You might imagine that these savepoints are cheap to create but expensive to rollback to, a fact that’s dismissed by application developers because “rollbacks don’t happen in read committed”. Until until you hammer the foreign keys. Now I don’t know if this is what happened with Aurora (there’s little to no public detail beyond ‘savepoints’) but it certainly is… plausible? Lots of database documentation implies there’s a usability upside (no deadlocks) to giving up serializability, but it’s questionable in practice (disclosure, I work at a company that sells insect-themed serializability for money).

Outage.

There was a large GitHub outage last week, primarily caused by a “network partition and subsequent database failure.” The one small upside to this was that people got yet another chance to make “but I thought git was decentralized” jokes.

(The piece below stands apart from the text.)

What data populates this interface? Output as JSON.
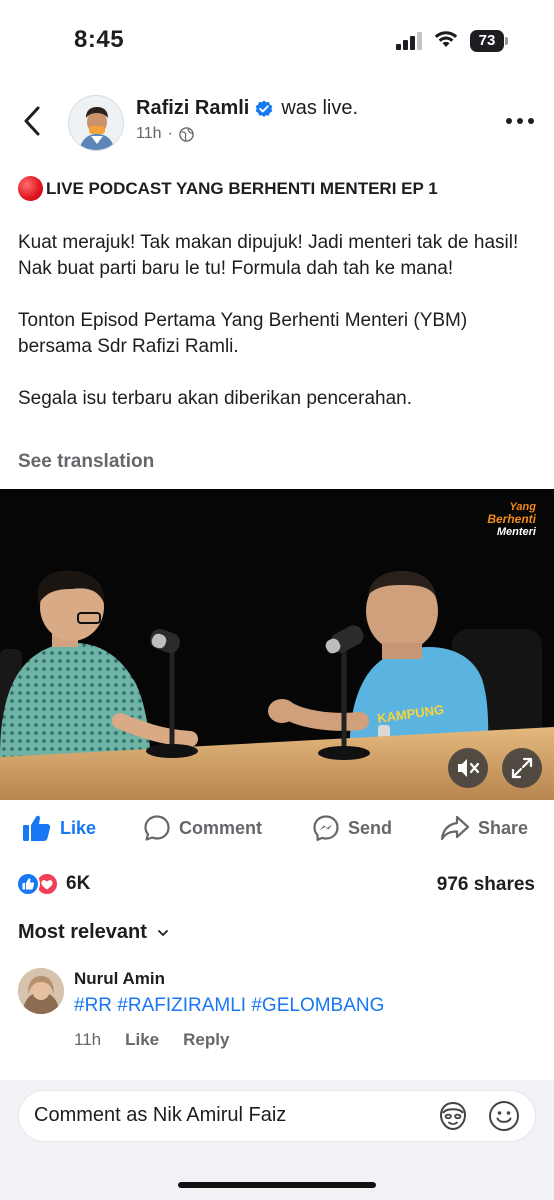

It’s pretty clever (and funny!) the way GitHub signaled to users there was a human behind the status updates, by making them all slightly different:

02:51 EDT We are currently in the later stages of a restore operation, with the aim of serving fully consistent data within the next 2 hours.
03:35 EDT Our restore operations are proceeding as expected, on track for serving fully consistent data within the next 1.5 hours.
04:19 EDT Our restore operations are still on track to serve consistent data within the hour. We've posted an update at https://blog.github.com/2018-10-21-october21-incident-report/.
05:47 EDT We continue to monitor restores which are taking longer than anticipated. We estimate they will be caught up in an hour and a half.
07:56 EDT The majority of restore processes have completed. We anticipate all data stores will be fully consistent within the next hour.
11:09 EDT Background jobs remain paused as we near completion of validation of data consistency.

Though amusing, my heart goes out to the SREs living through the sad story these status updates and timestamps tell. I’m eagerly waiting on the promised post-mortem, since they claim it’s a database failure due to a network partition. We’ll definitely be talking about it in detail. Meanwhile, we’ll have to tide ourselves over with rereading Dan Luu’s list of past post-mortems.

Things happen (in some serial order).

FoundationDB is having a summit, including talks like “How FoundationDB powers Snowflake’s metadata”. This Hacker News comment adds a little more color. Heidi Howard (of Flexible Paxos fame) gave a talk on consensus. Tim Cook warns against the data-industrial complex. Harvard’s Stratos Idreos published “The Periodic Table of Data Structures”. There’s some B-Trees and LSM-trees in there. Citus donates 1% of its equity to Postgres organizations. DigitalOcean launches managed Postgres and MySQL databases. MongoDB’s sharded clusters feature was Jepsened (to be covered in detail next newsletter). Larry Ellison says that Amazon won’t be able to migrate off Oracle by the 2020 target. He also says “Amazon Web Services Customers Can Hack AWS Cloud And Steal Data”, reminding me that this is good opportunity to reread this great analysis of Oracle Cloud capex.

To contact the author of this story email datastuff@ristret.com, editor@ristret.com, slashdevslashnull@ristret.com, or heck, mlevine51@ristret.com.

Footnotes.

[1] This is unfortunately not true in MySQL, which obliterates savepoints when it detects deadlocks.